The Tribunal then went on to accept her evidence that she had written the entry on the Appellant's instruction. Ms Cunningham argues that the Tribunal closed their minds to the point made by the Appellant; that the Respondents' case had changed. We do not think that they did. The reference to it being 'conceded and accepted' by the Respondents encapsulates the fact that the initial case advanced by Counsel in cross-examination was not borne out in the evidence; it was not that the Appellant had himself physically completed the document; rather that the entry had been made by a member of staff, Ms Desai, but on the Appellant's instructions.
(vii) Finally, on this aspect of the appeal, it is said that the Tribunal misinterpreted the Appellant's tape recordings of grievance meetings. We understand that these were covert recordings made by the Appellant.
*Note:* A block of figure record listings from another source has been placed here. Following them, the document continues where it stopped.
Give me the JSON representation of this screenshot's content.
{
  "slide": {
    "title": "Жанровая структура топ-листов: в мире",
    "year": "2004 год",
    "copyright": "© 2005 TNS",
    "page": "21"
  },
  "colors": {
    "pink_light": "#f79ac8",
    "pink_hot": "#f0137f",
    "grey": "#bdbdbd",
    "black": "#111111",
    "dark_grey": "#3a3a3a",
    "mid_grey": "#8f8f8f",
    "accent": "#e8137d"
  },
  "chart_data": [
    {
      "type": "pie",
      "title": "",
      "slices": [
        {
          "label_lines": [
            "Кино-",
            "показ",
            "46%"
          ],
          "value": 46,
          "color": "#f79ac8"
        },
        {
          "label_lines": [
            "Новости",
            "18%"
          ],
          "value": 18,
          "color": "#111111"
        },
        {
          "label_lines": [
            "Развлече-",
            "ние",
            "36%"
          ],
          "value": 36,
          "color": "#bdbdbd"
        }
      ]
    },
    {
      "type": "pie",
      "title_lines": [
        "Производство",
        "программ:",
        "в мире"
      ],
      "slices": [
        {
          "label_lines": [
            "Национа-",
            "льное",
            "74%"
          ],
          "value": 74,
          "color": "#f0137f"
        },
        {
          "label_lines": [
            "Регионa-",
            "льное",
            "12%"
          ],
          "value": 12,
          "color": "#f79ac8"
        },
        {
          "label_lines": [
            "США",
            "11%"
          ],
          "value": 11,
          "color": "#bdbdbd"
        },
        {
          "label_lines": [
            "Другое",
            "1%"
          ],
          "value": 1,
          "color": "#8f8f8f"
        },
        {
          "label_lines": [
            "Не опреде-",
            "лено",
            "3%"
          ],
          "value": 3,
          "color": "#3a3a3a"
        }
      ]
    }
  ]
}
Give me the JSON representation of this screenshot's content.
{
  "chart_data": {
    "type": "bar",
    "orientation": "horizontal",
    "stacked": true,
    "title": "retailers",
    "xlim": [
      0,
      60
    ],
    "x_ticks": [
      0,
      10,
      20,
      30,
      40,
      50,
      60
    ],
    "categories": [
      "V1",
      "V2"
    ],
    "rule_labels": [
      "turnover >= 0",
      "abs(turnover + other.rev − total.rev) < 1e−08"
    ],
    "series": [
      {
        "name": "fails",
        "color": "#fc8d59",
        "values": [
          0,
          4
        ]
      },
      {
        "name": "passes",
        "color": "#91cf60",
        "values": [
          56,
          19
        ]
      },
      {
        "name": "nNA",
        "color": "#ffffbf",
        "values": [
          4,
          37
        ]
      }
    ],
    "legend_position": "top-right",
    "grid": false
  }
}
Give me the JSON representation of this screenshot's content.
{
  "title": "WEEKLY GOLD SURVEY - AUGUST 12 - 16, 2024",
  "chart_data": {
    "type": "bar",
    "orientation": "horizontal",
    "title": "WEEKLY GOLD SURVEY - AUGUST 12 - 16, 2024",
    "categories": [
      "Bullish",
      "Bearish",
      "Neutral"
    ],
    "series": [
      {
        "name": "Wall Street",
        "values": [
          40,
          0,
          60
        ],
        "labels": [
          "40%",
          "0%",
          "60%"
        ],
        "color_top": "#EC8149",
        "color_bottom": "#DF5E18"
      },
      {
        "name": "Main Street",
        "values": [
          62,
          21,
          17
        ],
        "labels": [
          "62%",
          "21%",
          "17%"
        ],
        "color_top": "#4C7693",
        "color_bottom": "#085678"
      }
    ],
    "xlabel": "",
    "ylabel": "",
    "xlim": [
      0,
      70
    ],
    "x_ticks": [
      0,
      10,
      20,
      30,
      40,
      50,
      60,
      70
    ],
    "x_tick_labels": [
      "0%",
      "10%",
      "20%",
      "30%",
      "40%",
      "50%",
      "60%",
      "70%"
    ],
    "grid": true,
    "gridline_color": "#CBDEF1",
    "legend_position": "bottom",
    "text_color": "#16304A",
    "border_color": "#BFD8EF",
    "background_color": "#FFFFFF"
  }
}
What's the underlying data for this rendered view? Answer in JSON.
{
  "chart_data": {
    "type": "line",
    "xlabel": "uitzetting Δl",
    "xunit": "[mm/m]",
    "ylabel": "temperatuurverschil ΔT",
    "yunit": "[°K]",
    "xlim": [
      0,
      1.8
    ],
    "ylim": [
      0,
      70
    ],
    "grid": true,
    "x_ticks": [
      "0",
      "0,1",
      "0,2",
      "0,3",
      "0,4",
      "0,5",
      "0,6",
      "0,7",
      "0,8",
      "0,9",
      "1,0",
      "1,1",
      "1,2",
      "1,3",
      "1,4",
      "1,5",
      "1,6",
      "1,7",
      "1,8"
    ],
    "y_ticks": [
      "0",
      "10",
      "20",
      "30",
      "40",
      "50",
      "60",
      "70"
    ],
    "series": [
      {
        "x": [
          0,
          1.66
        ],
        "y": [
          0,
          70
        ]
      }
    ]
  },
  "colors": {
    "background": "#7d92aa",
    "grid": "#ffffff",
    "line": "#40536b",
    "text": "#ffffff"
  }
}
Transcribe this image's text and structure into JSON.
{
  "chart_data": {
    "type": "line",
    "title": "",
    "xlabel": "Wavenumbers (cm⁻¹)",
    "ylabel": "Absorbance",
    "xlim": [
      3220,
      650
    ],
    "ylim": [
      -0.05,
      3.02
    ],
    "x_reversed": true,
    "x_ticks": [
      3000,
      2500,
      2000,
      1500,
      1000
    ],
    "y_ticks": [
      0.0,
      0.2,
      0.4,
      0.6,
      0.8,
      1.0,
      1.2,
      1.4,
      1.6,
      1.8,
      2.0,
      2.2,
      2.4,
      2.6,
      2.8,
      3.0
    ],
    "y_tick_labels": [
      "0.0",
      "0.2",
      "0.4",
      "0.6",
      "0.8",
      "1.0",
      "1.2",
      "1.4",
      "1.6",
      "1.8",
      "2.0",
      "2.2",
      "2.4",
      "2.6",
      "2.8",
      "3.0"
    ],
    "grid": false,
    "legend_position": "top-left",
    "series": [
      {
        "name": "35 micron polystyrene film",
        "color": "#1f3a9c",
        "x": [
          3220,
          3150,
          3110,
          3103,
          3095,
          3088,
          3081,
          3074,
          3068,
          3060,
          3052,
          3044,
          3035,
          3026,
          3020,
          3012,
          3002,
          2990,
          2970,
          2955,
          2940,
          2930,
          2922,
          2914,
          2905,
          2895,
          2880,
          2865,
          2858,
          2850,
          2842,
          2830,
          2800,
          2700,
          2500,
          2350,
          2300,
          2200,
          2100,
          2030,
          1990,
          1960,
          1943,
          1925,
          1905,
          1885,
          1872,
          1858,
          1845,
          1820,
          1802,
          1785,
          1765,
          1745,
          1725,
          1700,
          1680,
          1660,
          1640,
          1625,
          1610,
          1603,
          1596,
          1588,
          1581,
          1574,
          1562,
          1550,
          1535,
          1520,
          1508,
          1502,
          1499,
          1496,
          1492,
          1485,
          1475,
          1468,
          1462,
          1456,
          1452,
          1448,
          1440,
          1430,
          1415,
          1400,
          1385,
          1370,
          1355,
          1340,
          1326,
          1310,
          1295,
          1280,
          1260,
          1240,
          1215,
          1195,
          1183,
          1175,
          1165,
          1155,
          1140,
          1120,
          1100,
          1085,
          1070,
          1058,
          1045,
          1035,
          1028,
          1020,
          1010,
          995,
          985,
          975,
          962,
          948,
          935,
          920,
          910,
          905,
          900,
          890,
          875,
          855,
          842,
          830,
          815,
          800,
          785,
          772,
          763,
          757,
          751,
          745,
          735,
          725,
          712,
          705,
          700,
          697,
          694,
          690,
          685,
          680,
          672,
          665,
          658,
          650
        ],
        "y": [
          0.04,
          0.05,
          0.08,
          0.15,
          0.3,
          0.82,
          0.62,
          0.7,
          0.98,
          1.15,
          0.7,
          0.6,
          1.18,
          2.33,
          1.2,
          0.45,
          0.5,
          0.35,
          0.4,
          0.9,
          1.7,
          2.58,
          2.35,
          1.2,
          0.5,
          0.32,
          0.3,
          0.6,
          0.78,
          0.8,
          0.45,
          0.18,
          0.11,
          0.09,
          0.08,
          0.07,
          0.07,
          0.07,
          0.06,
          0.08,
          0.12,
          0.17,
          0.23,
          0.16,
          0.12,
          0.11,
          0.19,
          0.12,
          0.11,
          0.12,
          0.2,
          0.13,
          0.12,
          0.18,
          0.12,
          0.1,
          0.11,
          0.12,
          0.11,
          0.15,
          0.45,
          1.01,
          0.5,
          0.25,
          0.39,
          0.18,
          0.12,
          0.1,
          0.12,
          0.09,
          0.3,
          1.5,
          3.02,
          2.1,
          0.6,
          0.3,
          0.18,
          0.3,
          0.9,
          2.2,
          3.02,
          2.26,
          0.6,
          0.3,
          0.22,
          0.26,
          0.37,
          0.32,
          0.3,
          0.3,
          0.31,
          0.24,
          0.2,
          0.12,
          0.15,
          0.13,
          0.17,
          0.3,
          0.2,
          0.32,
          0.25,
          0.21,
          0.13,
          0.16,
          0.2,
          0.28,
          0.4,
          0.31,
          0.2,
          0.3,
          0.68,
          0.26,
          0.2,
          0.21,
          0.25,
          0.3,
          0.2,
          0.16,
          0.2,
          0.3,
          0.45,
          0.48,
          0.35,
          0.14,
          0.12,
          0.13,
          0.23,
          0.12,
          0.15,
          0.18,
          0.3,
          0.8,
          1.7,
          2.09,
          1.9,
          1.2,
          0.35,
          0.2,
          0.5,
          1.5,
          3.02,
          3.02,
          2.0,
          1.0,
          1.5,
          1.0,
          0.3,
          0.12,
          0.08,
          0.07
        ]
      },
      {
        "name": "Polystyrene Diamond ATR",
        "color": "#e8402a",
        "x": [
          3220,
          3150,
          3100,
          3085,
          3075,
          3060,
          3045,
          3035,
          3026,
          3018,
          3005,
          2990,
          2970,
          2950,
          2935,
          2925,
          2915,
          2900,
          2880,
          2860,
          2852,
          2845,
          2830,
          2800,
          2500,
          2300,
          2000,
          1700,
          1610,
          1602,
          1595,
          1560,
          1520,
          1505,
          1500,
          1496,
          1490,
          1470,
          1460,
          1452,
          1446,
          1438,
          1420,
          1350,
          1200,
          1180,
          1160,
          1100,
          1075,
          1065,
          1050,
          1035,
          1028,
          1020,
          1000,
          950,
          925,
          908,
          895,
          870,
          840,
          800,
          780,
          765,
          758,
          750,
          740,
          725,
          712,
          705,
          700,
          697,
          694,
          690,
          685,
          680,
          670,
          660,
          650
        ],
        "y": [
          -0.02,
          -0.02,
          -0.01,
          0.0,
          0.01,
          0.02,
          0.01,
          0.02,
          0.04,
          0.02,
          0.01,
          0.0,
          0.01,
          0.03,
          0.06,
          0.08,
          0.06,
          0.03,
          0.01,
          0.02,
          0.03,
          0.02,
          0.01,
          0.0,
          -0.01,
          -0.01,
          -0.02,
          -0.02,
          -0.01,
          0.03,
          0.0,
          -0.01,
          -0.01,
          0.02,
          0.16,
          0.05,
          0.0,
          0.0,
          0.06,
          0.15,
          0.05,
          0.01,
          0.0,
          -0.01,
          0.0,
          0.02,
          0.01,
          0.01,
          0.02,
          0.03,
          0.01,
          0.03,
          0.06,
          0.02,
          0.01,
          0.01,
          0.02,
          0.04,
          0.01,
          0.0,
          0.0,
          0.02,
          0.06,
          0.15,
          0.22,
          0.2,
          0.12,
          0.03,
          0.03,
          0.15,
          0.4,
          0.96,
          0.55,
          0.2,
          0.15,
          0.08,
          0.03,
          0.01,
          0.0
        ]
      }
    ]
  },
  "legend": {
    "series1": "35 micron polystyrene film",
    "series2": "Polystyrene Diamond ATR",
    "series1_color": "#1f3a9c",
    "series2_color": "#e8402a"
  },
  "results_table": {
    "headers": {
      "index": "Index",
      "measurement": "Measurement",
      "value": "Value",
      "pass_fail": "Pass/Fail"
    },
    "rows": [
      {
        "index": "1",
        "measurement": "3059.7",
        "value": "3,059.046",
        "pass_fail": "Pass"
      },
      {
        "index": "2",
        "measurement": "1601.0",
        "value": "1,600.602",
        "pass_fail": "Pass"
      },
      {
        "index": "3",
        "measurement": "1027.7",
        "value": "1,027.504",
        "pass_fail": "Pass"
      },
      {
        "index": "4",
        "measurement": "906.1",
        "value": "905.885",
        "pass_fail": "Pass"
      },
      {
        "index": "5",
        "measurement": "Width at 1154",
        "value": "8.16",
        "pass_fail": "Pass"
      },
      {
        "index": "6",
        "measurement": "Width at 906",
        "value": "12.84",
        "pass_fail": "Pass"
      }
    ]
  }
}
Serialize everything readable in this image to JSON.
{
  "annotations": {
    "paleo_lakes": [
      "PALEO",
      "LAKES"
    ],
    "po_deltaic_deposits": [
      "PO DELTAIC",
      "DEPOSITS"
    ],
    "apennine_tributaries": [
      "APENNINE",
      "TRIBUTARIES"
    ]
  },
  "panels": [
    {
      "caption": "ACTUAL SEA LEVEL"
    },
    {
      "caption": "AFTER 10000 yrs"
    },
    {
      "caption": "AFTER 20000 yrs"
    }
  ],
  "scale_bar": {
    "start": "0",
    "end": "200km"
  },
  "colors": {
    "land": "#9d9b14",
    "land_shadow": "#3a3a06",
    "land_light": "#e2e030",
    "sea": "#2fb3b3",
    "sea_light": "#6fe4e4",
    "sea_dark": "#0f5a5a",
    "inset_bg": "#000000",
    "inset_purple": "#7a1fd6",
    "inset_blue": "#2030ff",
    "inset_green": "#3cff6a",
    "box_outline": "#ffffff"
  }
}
The sound was indistinct. The Tribunal heard extracts from those tapes. Apparently there was disagreement between the Appellant and the Respondents as to some of the words used on the tapes. The Tribunal's understanding equated to that of the Respondents. Now it is said that we should listen to those tapes in order to determine for ourselves precisely what was said. We decline to do so; it is difficult to imagine a more obvious question of fact for the fact-finding Tribunal, the Employment Tribunal, than what words were used on the tape-recording.